Along racial lines, the report indicates that debt and default among Black college students is at “crisis levels,” as securing even a bachelor’s degree is “no guarantee of security,” Scott-Clayton wrote in the report. Black graduates who hold a bachelor’s degree default at five times the rate of their White counterparts, and are more likely to default than White college dropouts.

Additional factors contributing to high rates of default among Black graduates include poorer labor market outcomes and enrollment at for-profit colleges, the report said.

The study’s findings underscore that default rates depend more on student and institutional factors than on average levels of debt. “As a researcher,” Scott-Clayton said, “it’s a real wake-up call that you cannot just look at the averages because the groups that are less represented in those averages, their experiences get washed out.”

The researcher said her results provide support for “robust efforts” to regulate the for-profit sector, improve degree attainment, promote income-contingent loan repayment options for all students and “more fully” address the particular challenges faced by students of color.

“If you look at the patterns, it’s so stark and it’s really shameful to think about a student who attends one of these [for-profit] institutions … who has a bad experience, has a bad outcome with their student loans and probably thinks it’s just them,” Scott-Clayton said. “It’s not just them, it’s an institutional problem.”

She added: “It’s clear, if you look at the data, that special attention to the for-profits is warranted based on the data that we see. It’s not picking them out randomly because people don’t like them for no reason.
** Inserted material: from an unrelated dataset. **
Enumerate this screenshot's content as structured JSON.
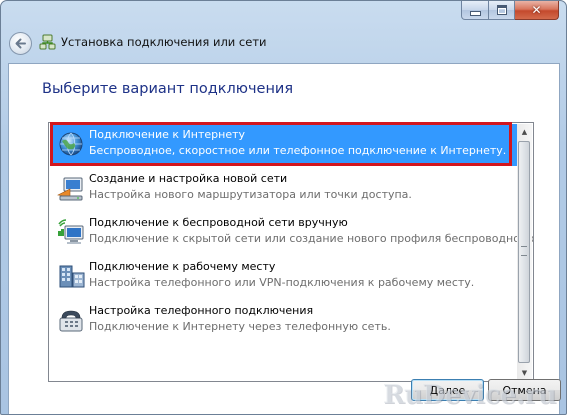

It’s because of the data.”

To address the burgeoning default crisis, Scott-Clayton suggested placing more accountability on for-profit and other schools, increasing student borrower protections and informing potential students of possible outcomes regarding job prospects and loan repayment.

“It’s asking a lot for students to try to figure all of this out,” she said. “The people who are providing the information and being the most persuasive about it are usually the institutions themselves, and they may not be the most objective source.”